SEN. Richard J. Gordon shrugged off a threat by protesting motorcycle riders to go to court for declaratory relief to suspend enforcement of the newly enacted Motorcycle Crime Prevention Law principally authored by Gordon.
Gordon voiced confidence that the “well-researched law”—Republic Act 11235 recently signed by President Duterte— can withstand judicial scrutiny.
“This is a free country,” Gordon said on Wednesday, adding: “Hence, rider groups could go to the courts anytime if they believe there is a need to do so.”
“This passed through two chambers of Congress. Hearings were held. President Duterte is also a biker, but he signed it because he understands the purpose of the law, is to protect the public against riding-in-tandems who kill or rob people,” Gordon said in Filipino.
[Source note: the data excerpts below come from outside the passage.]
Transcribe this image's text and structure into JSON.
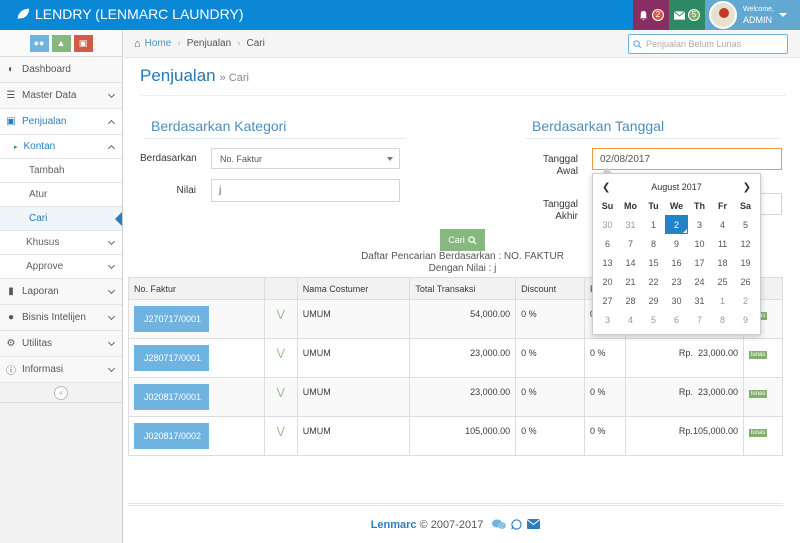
{
  "brand": "LENDRY (LENMARC LAUNDRY)",
  "notifications": {
    "bell_count": "2",
    "mail_count": "5"
  },
  "user": {
    "welcome": "Welcome,",
    "name": "ADMIN"
  },
  "search": {
    "placeholder": "Penjualan Belum Lunas"
  },
  "breadcrumbs": [
    "Home",
    "Penjualan",
    "Cari"
  ],
  "sidebar": {
    "items": [
      {
        "label": "Dashboard"
      },
      {
        "label": "Master Data"
      },
      {
        "label": "Penjualan"
      },
      {
        "label": "Kontan"
      },
      {
        "label": "Tambah"
      },
      {
        "label": "Atur"
      },
      {
        "label": "Cari"
      },
      {
        "label": "Khusus"
      },
      {
        "label": "Approve"
      },
      {
        "label": "Laporan"
      },
      {
        "label": "Bisnis Intelijen"
      },
      {
        "label": "Utilitas"
      },
      {
        "label": "Informasi"
      }
    ]
  },
  "page": {
    "title": "Penjualan",
    "subtitle": "» Cari"
  },
  "kategori": {
    "title": "Berdasarkan Kategori",
    "berdasarkan_label": "Berdasarkan",
    "berdasarkan_value": "No. Faktur",
    "nilai_label": "Nilai",
    "nilai_value": "j"
  },
  "tanggal": {
    "title": "Berdasarkan Tanggal",
    "awal_label_1": "Tanggal",
    "awal_label_2": "Awal",
    "awal_value": "02/08/2017",
    "akhir_label_1": "Tanggal",
    "akhir_label_2": "Akhir"
  },
  "button_cari": "Cari",
  "result": {
    "line1": "Daftar Pencarian Berdasarkan : NO. FAKTUR",
    "line2": "Dengan Nilai : j"
  },
  "table": {
    "headers": [
      "No. Faktur",
      "",
      "Nama Costumer",
      "Total Transaksi",
      "Discount",
      "P",
      "",
      "tus"
    ],
    "rows": [
      {
        "faktur": "J270717/0001",
        "customer": "UMUM",
        "total": "54,000.00",
        "discount": "0 %",
        "pct": "0",
        "rp": "",
        "amount": "",
        "status": "lunas"
      },
      {
        "faktur": "J280717/0001",
        "customer": "UMUM",
        "total": "23,000.00",
        "discount": "0 %",
        "pct": "0 %",
        "rp": "Rp.",
        "amount": "23,000.00",
        "status": "lunas"
      },
      {
        "faktur": "J020817/0001",
        "customer": "UMUM",
        "total": "23,000.00",
        "discount": "0 %",
        "pct": "0 %",
        "rp": "Rp.",
        "amount": "23,000.00",
        "status": "lunas"
      },
      {
        "faktur": "J020817/0002",
        "customer": "UMUM",
        "total": "105,000.00",
        "discount": "0 %",
        "pct": "0 %",
        "rp": "Rp.",
        "amount": "105,000.00",
        "status": "lunas"
      }
    ]
  },
  "datepicker": {
    "month": "August 2017",
    "dow": [
      "Su",
      "Mo",
      "Tu",
      "We",
      "Th",
      "Fr",
      "Sa"
    ],
    "weeks": [
      [
        "30",
        "31",
        "1",
        "2",
        "3",
        "4",
        "5"
      ],
      [
        "6",
        "7",
        "8",
        "9",
        "10",
        "11",
        "12"
      ],
      [
        "13",
        "14",
        "15",
        "16",
        "17",
        "18",
        "19"
      ],
      [
        "20",
        "21",
        "22",
        "23",
        "24",
        "25",
        "26"
      ],
      [
        "27",
        "28",
        "29",
        "30",
        "31",
        "1",
        "2"
      ],
      [
        "3",
        "4",
        "5",
        "6",
        "7",
        "8",
        "9"
      ]
    ],
    "selected": "2"
  },
  "footer": {
    "brand": "Lenmarc",
    "copyright": "© 2007-2017"
  },
  "colors": {
    "navbar": "#0a88d6",
    "accent": "#2b7dbc",
    "success": "#87b87f",
    "danger": "#d15b47"
  }
}
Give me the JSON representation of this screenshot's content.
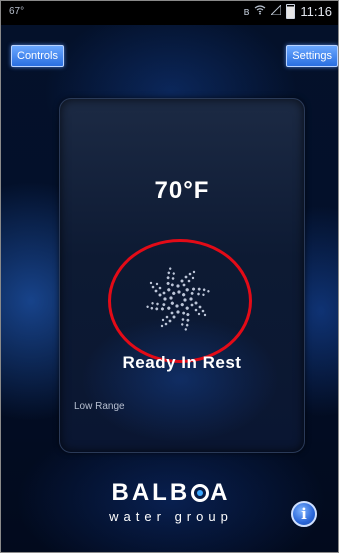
{
  "statusbar": {
    "left_text": "67°",
    "time": "11:16",
    "icons": [
      "bluetooth-icon",
      "wifi-icon",
      "signal-icon",
      "battery-icon"
    ]
  },
  "header": {
    "controls_label": "Controls",
    "settings_label": "Settings"
  },
  "panel": {
    "temperature": "70°F",
    "status": "Ready In Rest",
    "range": "Low Range"
  },
  "logo": {
    "brand_left": "BALB",
    "brand_right": "A",
    "tagline": "water group"
  },
  "info_button": {
    "symbol": "i"
  },
  "colors": {
    "accent_button": "#2a6fe0",
    "highlight_ring": "#e30b17",
    "background": "#04112a"
  }
}
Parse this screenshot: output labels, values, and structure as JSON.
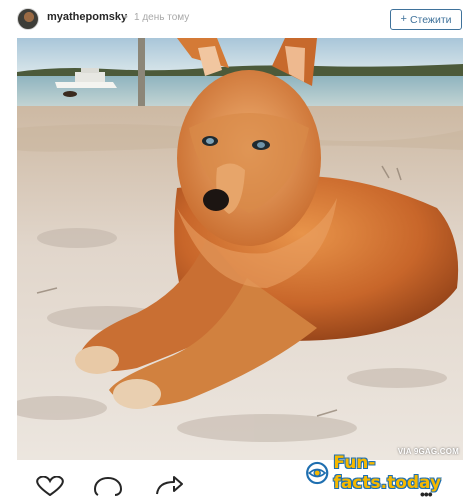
{
  "post": {
    "username": "myathepomsky",
    "separator": "•",
    "time": "1 день тому",
    "follow_label": "Стежити",
    "follow_plus": "+",
    "via": "VIA 9GAG.COM",
    "watermark": "Fun-facts.today",
    "more": "•••"
  },
  "icons": {
    "avatar": "user-avatar",
    "like": "heart-icon",
    "comment": "comment-bubble-icon",
    "share": "share-arrow-icon",
    "options": "more-options-icon",
    "watermark_logo": "eye-logo-icon"
  },
  "colors": {
    "follow_accent": "#3f729b",
    "watermark_fill": "#f5b800",
    "watermark_outline": "#1f6fb0"
  }
}
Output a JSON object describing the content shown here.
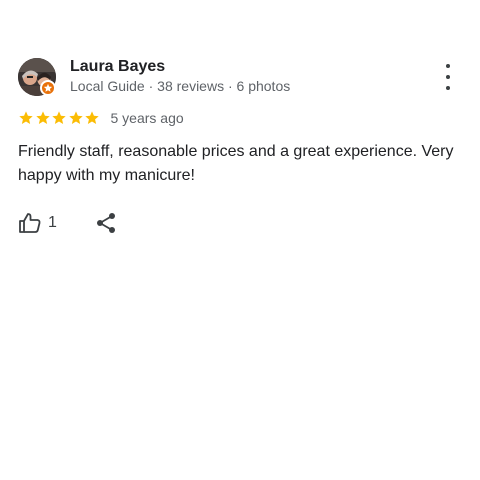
{
  "author": {
    "name": "Laura Bayes",
    "meta": "Local Guide · 38 reviews · 6 photos",
    "avatar_icon": "profile-photo",
    "badge_icon": "local-guide-star-icon",
    "badge_color": "#e8710a"
  },
  "rating": {
    "stars": 5,
    "max_stars": 5,
    "star_color": "#fbbc04",
    "date": "5 years ago"
  },
  "review": {
    "text": "Friendly staff, reasonable prices and a great experience. Very happy with my manicure!"
  },
  "actions": {
    "like_icon": "thumbs-up-icon",
    "like_count": "1",
    "share_icon": "share-icon",
    "more_icon": "more-vertical-icon"
  }
}
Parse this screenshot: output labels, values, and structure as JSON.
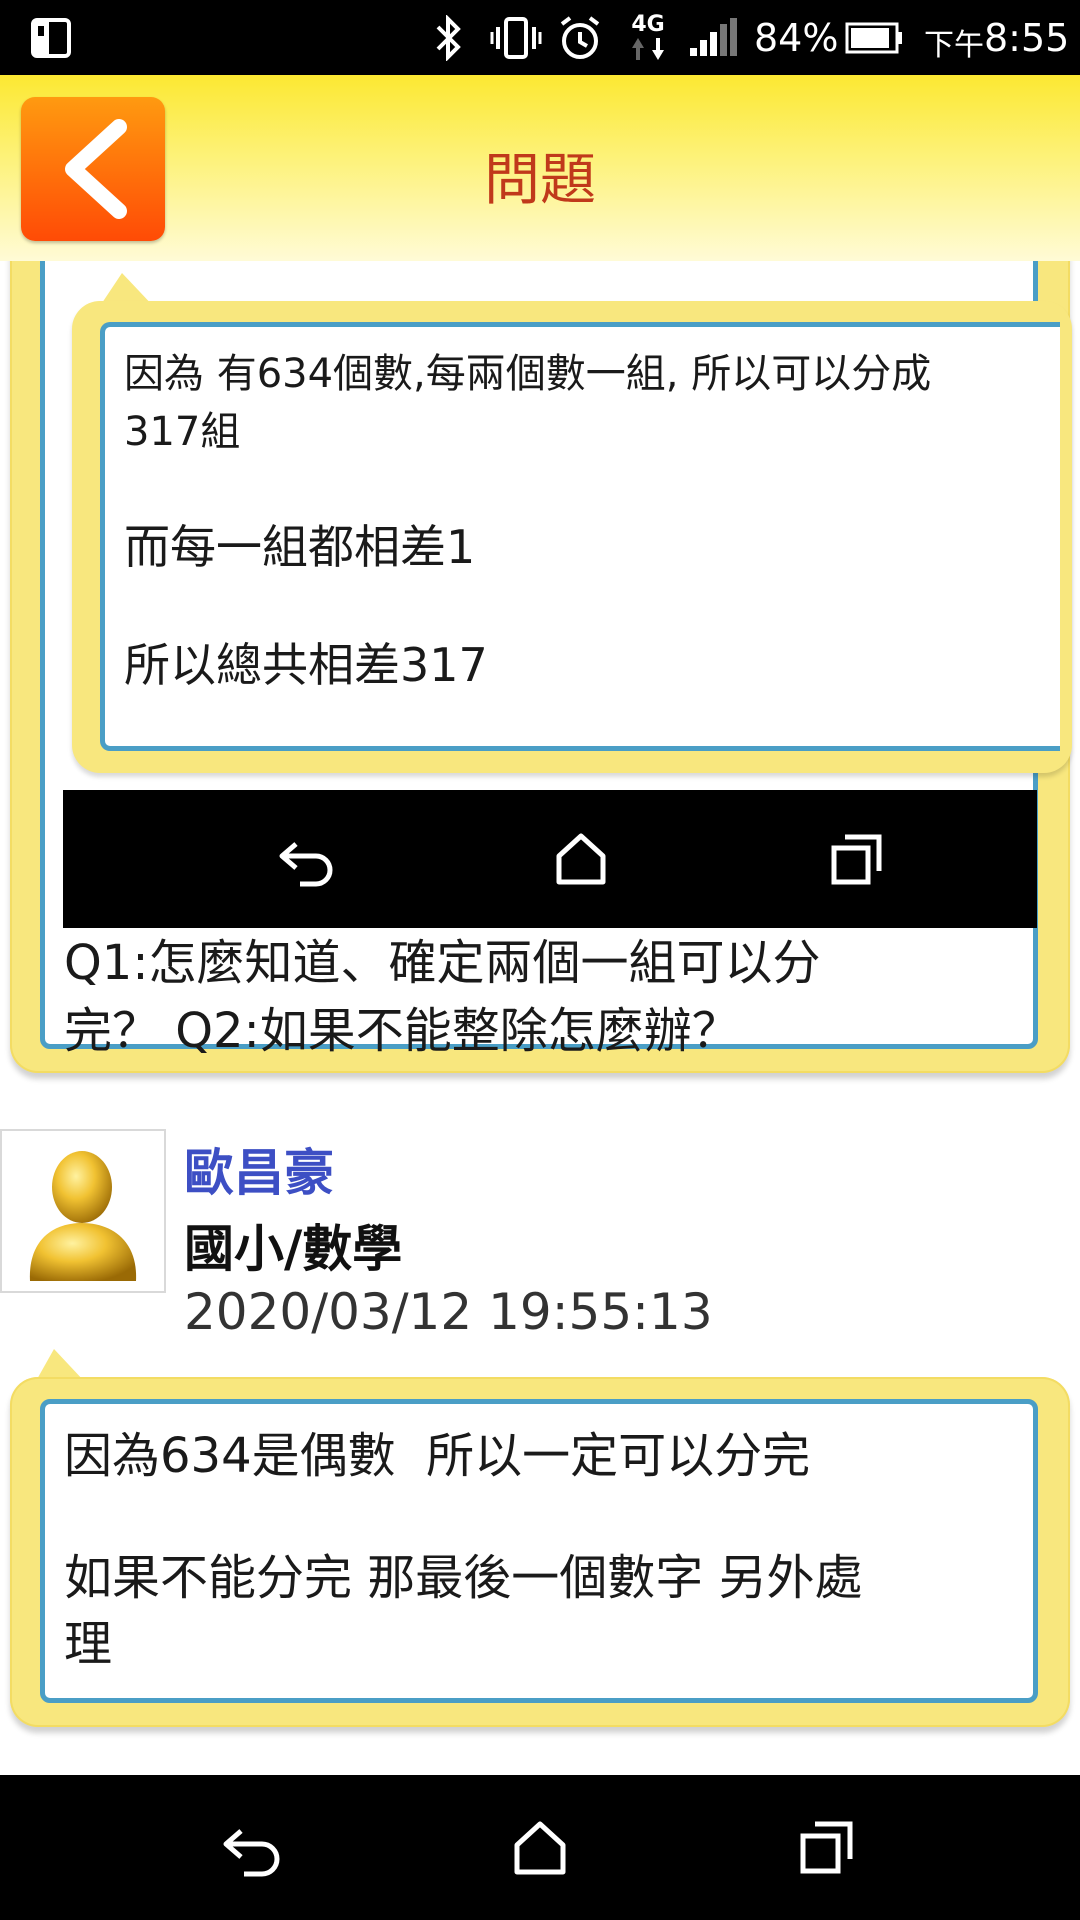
{
  "status_bar": {
    "battery": "84%",
    "ampm": "下午",
    "time": "8:55",
    "network": "4G",
    "icons": [
      "sim-icon",
      "bluetooth-icon",
      "vibrate-icon",
      "alarm-icon",
      "network-4g-icon",
      "signal-icon",
      "battery-icon"
    ]
  },
  "header": {
    "title": "問題",
    "back_icon": "chevron-left-icon"
  },
  "thread": {
    "answer1": {
      "lines": [
        "因為 有634個數,每兩個數一組, 所以可以分成",
        "317組",
        "而每一組都相差1",
        "所以總共相差317"
      ]
    },
    "question": {
      "lines": [
        "Q1:怎麼知道、確定兩個一組可以分",
        "完？ Q2:如果不能整除怎麼辦？"
      ]
    },
    "reply": {
      "author": "歐昌豪",
      "subject": "國小/數學",
      "timestamp": "2020/03/12 19:55:13",
      "lines": [
        "因為634是偶數  所以一定可以分完",
        "如果不能分完 那最後一個數字 另外處",
        "理"
      ]
    }
  },
  "nav_bar": {
    "buttons": [
      "back-icon",
      "home-icon",
      "recents-icon"
    ]
  },
  "colors": {
    "header_yellow": "#fce832",
    "title": "#c0391b",
    "author": "#3d4fc4",
    "bubble": "#f8e77e",
    "border_blue": "#4a9ec6"
  }
}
Still, the chairman of the Committee on Justice and Human Rights said, while the bikers have every right to go to court, it’s not him, but the public that will lose because “this is the first time that the government will take action against riding-in-tandem criminals.”
Gordon recalled reports that “riding-in-tandem criminals have been a plague for this country for the past 15 years and constitute one of the biggest contributors to EJK [extrajudicial killings] that everybody is complaining about.”
The Motorcycle Rights Organization earlier announced plans to file for declaratory relief against the law, but only when they have already seen the implementing rules and regulations. “They claimed to have enough ammunition to prove before the courts that the passage of the recently signed law was unconstitutional and railroaded,” he added.
“How do we give justice to the thousands of victims of riding-in-tandems? This law offers a solution. We will reduce the opportunity to kill or rob people with impunity using riding-in-tandems. Because we will have bigger, readable and color-coded plates that witnesses can easily see or the CCTV can capture, giving police a lead,” Gordon said.
Gordon cited records of the Philippine National Police (PNP) showing that of the total 28,409 motorcycle-riding crimes or incidents reported from 2010 to 2017, 13,062 or 46 percent were shooting incidents. “And out of over 4,000 motorcycle-riding crimes or incidents in 2016, only eight cases [0.18 percent] were solved,” he added.
He also noted that records from the PNP-Highway Patrol Group also indicate there were about 150 motorcycles stolen every week in Metro Manila alone or an average of 21 per day in 2017, adding that in other parts of the country, of the reported 7,517 vehicles stolen, 6,956 were motorcycles.